¿QUÉ INFORMAR? Por: Luis Brito García

- Divulgar que por el exceso de oferta mundial, el precio del barril de
petróleo venezolano se ha desplomado de $100 a unos $23, mientras que
producirlo cuesta unos $ 18.
- Informar que el monopolio de la producción global de alimentos por unas
pocas transnacionales y los trastornos climáticos han provocado un
aumento brutal del precio de la comida.
- Explicar que ninguno de estos cambios es culpa del gobierno venezolano,
sino de megacorporaciones enemigas que rigen la economía capitalista.
- Exponer que la derecha sólo tuvo un incremento de 4,22% en su votación y
que por falta de un sistema de representación proporcional, habiendo
obtenido sólo 56,2% de los votos, le correspondió 67% de las curules.
- Señalar que no hubo un cambio masivo del electorado hacia la derecha,
sino una abstención de grandes contingentes recuperables que antes
votaron por el bolivarianismo.
- Detallar el enorme esfuerzo que realiza el gobierno para que estén
disponibles para el pueblo a precios subsidiados combustible, alimentos y
medicinas que a precios de mercado neoliberal serían incosteables.

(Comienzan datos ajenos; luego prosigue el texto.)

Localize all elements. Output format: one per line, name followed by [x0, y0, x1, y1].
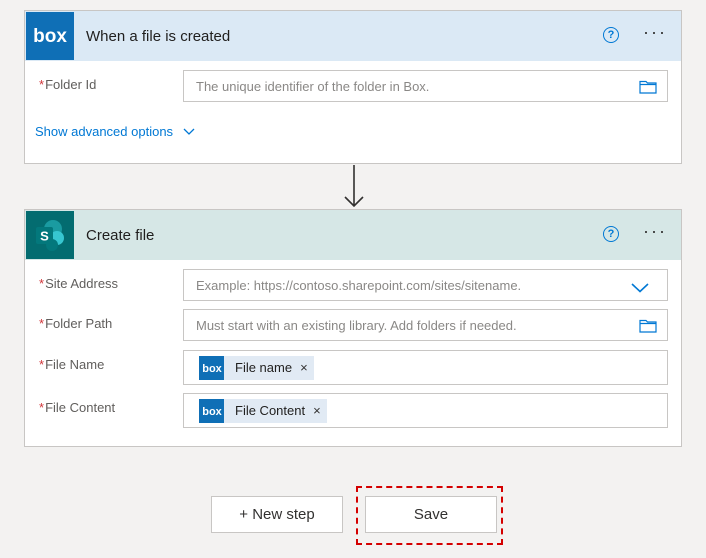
- folder-id-placeholder: The unique identifier of the folder in B…: [196, 78, 430, 94]
- site-address-label: *Site Address: [39, 276, 118, 291]
- folder-id-label: *Folder Id: [39, 77, 96, 92]
- folder-icon[interactable]: [639, 318, 657, 338]
- help-icon[interactable]: ?: [603, 226, 619, 242]
- file-content-label: *File Content: [39, 400, 115, 415]
- help-icon[interactable]: ?: [603, 27, 619, 43]
- sharepoint-letter: S: [40, 229, 49, 244]
- field-label-text: Folder Id: [45, 77, 97, 92]
- token-label: File name: [235, 360, 293, 375]
- file-name-input[interactable]: box File name ×: [183, 350, 668, 385]
- folder-path-label: *Folder Path: [39, 316, 112, 331]
- arrow-down-icon: [343, 164, 365, 215]
- chevron-down-icon: [183, 124, 195, 139]
- new-step-button[interactable]: + New step: [211, 496, 343, 533]
- required-mark: *: [39, 400, 45, 415]
- box-icon: box: [199, 355, 224, 380]
- folder-path-placeholder: Must start with an existing library. Add…: [196, 317, 517, 333]
- action-title: Create file: [86, 226, 155, 244]
- required-mark: *: [39, 316, 45, 331]
- box-icon: box: [199, 398, 224, 423]
- show-advanced-options-link[interactable]: Show advanced options: [35, 124, 195, 139]
- dynamic-content-token[interactable]: box File Content ×: [199, 398, 327, 423]
- folder-icon[interactable]: [639, 79, 657, 99]
- box-icon: box: [26, 12, 74, 60]
- trigger-header[interactable]: box When a file is created ? ···: [25, 11, 681, 61]
- save-button[interactable]: Save: [365, 496, 497, 533]
- file-content-input[interactable]: box File Content ×: [183, 393, 668, 428]
- site-address-placeholder: Example: https://contoso.sharepoint.com/…: [196, 277, 522, 293]
- required-mark: *: [39, 276, 45, 291]
- field-label-text: Folder Path: [45, 316, 113, 331]
- action-header[interactable]: S Create file ? ···: [25, 210, 681, 260]
- advanced-options-label: Show advanced options: [35, 124, 174, 139]
- field-label-text: File Name: [45, 357, 105, 372]
- more-options-icon[interactable]: ···: [643, 23, 667, 41]
- trigger-title: When a file is created: [86, 27, 231, 45]
- action-card: S Create file ? ··· *Site Address Exampl…: [24, 209, 682, 447]
- site-address-dropdown[interactable]: Example: https://contoso.sharepoint.com/…: [183, 269, 668, 301]
- svg-text:box: box: [202, 406, 222, 417]
- file-name-label: *File Name: [39, 357, 104, 372]
- remove-token-icon[interactable]: ×: [313, 403, 321, 418]
- more-options-icon[interactable]: ···: [643, 222, 667, 240]
- remove-token-icon[interactable]: ×: [300, 360, 308, 375]
- required-mark: *: [39, 357, 45, 372]
- chevron-down-icon[interactable]: [631, 280, 649, 298]
- field-label-text: Site Address: [45, 276, 119, 291]
- svg-text:box: box: [202, 363, 222, 374]
- required-mark: *: [39, 77, 45, 92]
- token-label: File Content: [235, 403, 306, 418]
- field-label-text: File Content: [45, 400, 116, 415]
- trigger-card: box When a file is created ? ··· *Folder…: [24, 10, 682, 164]
- dynamic-content-token[interactable]: box File name ×: [199, 355, 314, 380]
- sharepoint-icon: S: [26, 211, 74, 259]
- svg-text:box: box: [33, 26, 67, 47]
- folder-path-input[interactable]: Must start with an existing library. Add…: [183, 309, 668, 341]
- folder-id-input[interactable]: The unique identifier of the folder in B…: [183, 70, 668, 102]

- Comparar los precios venezolanos de alimentos, medicinas y artículos de
primera necesidad subsidiados, con los precios de mercado que se cobra
por ellos en países cercanos.
- Demostrar que no es el gobierno quien acapara, esconde productos y
especula con alzas de precios, sino el empresariado que a veces los
compra con dólares otorgados a tasa preferencial.
- Publicar las medidas adoptadas contra comerciantes que acaparan
productos y los venden a precios especulativos o hacen contrabando de
extracción.
- Divulgar la lista de funcionarios que otorgaron dólares preferenciales a
empresas de maletín para que los dilapidaran en importaciones
fantasmas, el estado de los juicios que se les siguen y las condenas
respectivas.
- Difundir la lista de empresarios presos por creación de empresas fantasmas y obtención fraudulenta de divisas.
- Publicitar la lista de sancionados por el bachaqueo especulativo de
productos subsidiados, y la de distribuidores públicos o privados
penalizados por entregarles directamente dichos productos.
- Exponer las mejoras sociales, económicas, asistenciales, educativas y
culturales logradas para el pueblo venezolano, que nos han asignado un
Índice de Desarrollo Humano Alto y logrado el Índice de Desigualdad
menor en América Latina.
- Revelar el sacrificio y la discriminación que han introducido en otros
países las políticas neoliberales de privatización de la educación.
- Explicar la mortandad por falta de asistencia médica que acarrearía la privatización de la salud.
- Rememorar el desastre que el siglo pasado significó para los
trabajadores la eliminación neoliberal de las prestaciones sociales, la
estabilidad laboral y las indemnizaciones por despido.
- Refrescar la memoria sobre la crisis bancaria neoliberal en la cual los banqueros robaron la mitad del circulante del país.
- Demostrar que la privatización de las industrias estratégicas acarrearía
una catastrófica oleada de despidos y la pérdida de la soberanía.
- Publicar las cifras reales, basadas en conteos de cuerpos, de los
homicidios en el país, y no cifras infladas por “encuestas” de
“percepción” que “perciben” que en 2009 ocurrieron 21.132 homicidios,
que produjeron 19.113 víctimas (¿¡!?).
- Recordar los operativos de seguridad de fin de siglo, que detenían a
todos los habitantes de un barrio para verificar si tenían antecedentes
penales.
- Dejar de creer que figuración mediática sustituye trabajo político.
- Evitar copiar las atrocidades de los medios comerciales: interrupciones
a repetición, interrupciones de las interrupciones, saturación de la
pantalla con cintillos, inserciones y logos chisporroteantes,
vulgaridad, sensacionalismo, chabacanería.
- No resucitar cadáveres insepultos de la oposición convirtiendo sus necedades en noticias.
- Utilizar a plenitud el incomparable y mayoritario equipo de intelectuales y artistas revolucionarios.
- Suspender el suicidio de ir inhabilitando a los mejores comunicadores progresistas.